Metabolic Syndrome
Aetiology / Pathophysiology
Insulin resistance is central, leading to compensatory hyperinsulinaemia and disrupted glucose–lipid metabolism.
Excess visceral fat contributes to pro-inflammatory cytokine release and exacerbates insulin resistance.
Common contributory factors include obesity, poor diet (high refined sugars/fats), sedentary lifestyle, certain medications (e.g. antipsychotics), and familial/genetic influences.
Diagnostic Criteria
Most guidelines require ≥3 of the following 5 criteria. Cut-offs may vary by ethnicity:
Waist Circumference (WC)
European/North American men: ≥102 cm
European/North American women: ≥88 cm
Non-white or Asian men: >90–94 cm (varies by guideline)
Non-white or Asian women: >80–88 cm (varies by guideline)
Elevated Triglycerides (TG): ≥1.7 mmol/L
Reduced HDL-C
Men: <1.0 mmol/L
Women: <1.3 mmol/L
Elevated Blood Pressure: ≥130/85 mmHg or on treatment for hypertension
Elevated Fasting Glucose: ≥5.5 mmol/L or previously diagnosed T2DM
Having metabolic syndrome increases the risk of CVD, T2DM, and CKD by approximately 2–3 times.
Clinical Features
Often asymptomatic, discovered incidentally on routine health checks.
Abdominal obesity (central adiposity).
Hypertension (may manifest as headache or found on screening).
Dyslipidaemia (can be asymptomatic unless severe).
Possible mild hyperglycaemic symptoms if borderline T2DM (e.g. fatigue, increased thirst).
Differential Diagnosis
T2DM alone: Overlaps with metabolic syndrome but focuses primarily on hyperglycaemia.
Hypothyroidism: Can cause weight gain and dyslipidaemia, important to exclude.
Cushing’s syndrome: Features include central obesity, hypertension, skin changes.
PCOS: Women may exhibit insulin resistance, obesity, and dyslipidaemia.
Investigations
Fasting Lipid Profile (total cholesterol, HDL, LDL, TG).
Fasting Glucose / HbA1c.
Waist Circumference (annual measurement if high risk or overweight/obese).

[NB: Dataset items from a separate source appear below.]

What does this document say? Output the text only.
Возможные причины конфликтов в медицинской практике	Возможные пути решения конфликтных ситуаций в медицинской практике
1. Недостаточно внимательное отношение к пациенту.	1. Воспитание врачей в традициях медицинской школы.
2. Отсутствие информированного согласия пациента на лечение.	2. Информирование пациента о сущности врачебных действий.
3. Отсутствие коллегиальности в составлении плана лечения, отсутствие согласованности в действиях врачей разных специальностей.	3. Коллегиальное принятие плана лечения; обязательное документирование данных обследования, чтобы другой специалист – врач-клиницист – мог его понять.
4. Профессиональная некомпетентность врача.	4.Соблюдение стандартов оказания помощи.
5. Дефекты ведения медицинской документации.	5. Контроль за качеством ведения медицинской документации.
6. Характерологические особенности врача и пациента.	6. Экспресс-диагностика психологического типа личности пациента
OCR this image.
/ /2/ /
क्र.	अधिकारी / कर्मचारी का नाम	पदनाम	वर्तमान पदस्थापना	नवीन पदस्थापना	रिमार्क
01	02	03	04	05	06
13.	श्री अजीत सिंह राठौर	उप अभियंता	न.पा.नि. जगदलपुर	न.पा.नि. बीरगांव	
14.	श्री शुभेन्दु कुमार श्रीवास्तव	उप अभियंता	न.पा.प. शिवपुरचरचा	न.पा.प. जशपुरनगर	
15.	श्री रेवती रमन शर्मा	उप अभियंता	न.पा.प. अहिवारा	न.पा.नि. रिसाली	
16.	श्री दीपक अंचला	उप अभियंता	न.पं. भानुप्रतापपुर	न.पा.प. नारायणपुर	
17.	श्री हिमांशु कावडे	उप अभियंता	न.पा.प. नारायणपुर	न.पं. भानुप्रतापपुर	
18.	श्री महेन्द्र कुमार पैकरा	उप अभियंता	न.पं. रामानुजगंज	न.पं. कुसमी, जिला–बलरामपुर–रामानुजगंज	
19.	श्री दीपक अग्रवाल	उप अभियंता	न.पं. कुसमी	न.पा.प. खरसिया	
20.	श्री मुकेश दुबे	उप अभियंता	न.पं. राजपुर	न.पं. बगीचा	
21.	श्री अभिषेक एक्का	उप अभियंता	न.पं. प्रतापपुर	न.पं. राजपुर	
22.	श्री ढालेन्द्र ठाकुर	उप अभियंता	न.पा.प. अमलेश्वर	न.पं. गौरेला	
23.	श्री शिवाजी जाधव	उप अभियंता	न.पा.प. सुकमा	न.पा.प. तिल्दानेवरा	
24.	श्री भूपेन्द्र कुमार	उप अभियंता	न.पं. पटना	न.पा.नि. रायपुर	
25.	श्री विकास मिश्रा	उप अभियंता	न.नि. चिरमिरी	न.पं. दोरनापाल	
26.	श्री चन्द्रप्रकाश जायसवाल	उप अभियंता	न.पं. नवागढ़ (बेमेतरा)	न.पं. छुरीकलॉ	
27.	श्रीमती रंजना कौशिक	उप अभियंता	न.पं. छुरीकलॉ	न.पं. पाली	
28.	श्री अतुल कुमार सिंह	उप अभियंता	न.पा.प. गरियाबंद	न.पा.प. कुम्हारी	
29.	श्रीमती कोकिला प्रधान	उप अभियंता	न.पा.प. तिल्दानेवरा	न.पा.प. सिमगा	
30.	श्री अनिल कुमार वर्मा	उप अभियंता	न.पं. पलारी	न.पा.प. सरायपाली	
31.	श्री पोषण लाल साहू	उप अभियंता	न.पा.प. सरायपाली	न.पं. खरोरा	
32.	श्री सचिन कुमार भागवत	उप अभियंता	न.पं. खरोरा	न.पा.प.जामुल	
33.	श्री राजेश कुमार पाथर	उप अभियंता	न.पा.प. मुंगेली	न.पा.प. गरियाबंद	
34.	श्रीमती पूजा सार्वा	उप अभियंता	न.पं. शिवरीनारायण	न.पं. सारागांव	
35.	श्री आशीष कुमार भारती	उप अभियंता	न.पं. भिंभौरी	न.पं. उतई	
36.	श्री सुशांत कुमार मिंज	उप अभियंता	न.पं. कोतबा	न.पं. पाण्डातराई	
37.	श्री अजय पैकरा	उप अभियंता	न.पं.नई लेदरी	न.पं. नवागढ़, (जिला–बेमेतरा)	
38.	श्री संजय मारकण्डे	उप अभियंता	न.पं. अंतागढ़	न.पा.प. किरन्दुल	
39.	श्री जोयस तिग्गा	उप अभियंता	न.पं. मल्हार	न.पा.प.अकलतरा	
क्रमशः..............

Blood Pressure (regular measurement).
Consider OGTT if borderline glucose or additional risk factors for T2DM.
Screen for microalbuminuria in patients with elevated BP and/or hyperglycaemia.
Management
1. Lifestyle Modifications (First-Line Intervention)
Weight Loss
Diet
Emphasise Mediterranean-style or similarly balanced diets rich in vegetables, whole grains, lean protein, and healthy fats (e.g. olive oil, nuts).
Limit refined carbohydrates, sugar-sweetened beverages, and processed foods.
Increase intake of omega-3 fatty acids (e.g. fish twice weekly).
Physical Activity
At least 150 minutes per week of moderate-intensity aerobic exercise (e.g. brisk walking, cycling, swimming).
Incorporate resistance training 2–3 times per week to improve insulin sensitivity and maintain lean body mass.
Behavioural Interventions
2. Pharmacological Review
Identify and adjust any medications that exacerbate metabolic risks (e.g. certain antipsychotics, corticosteroids).
Consider antihypertensives, lipid-lowering agents, or antidiabetic drugs if indicated by comorbidities or severity of each metabolic abnormality.
Metformin not routinely indicated for metabolic syndrome alone but recommended if T2DM is present or in prediabetes with high risk of progression.
3. Monitoring and Ongoing Care
Regular reassessment of waist circumference, blood pressure, lipids, and glycaemic parameters (fasting glucose/HbA1c) every 3–6 months, or as clinically indicated.
Use absolute cardiovascular risk calculators to guide intensity of interventions.
Encourage long-term adherence to lifestyle modifications and follow-up to prevent progression to T2DM and CVD.
Complications
2–3 times higher CVD risk compared with those without metabolic syndrome.
Significantly increased risk of developing T2DM.
Increased CKD likelihood due to hypertension, hyperglycaemia, and other related factors.
Prognosis
Early and effective lifestyle interventions can substantially reduce the risk of progression to T2DM and major cardiovascular events.
Pharmacotherapy for specific components (e.g. statins, antihypertensives, antidiabetics) further reduces morbidity and mortality if instituted early.
Notes:
Metabolic syndrome is a useful clinical concept to identify patients at high risk who benefit most from preventive measures.
Lifestyle modifications remain the cornerstone of treatment.
Ethnic-specific waist circumference cut-offs are crucial for accurate diagnosis.
Regular follow-up and a team-based approach (GP, dietitian, exercise physiologist) improve outcomes and patient adherence.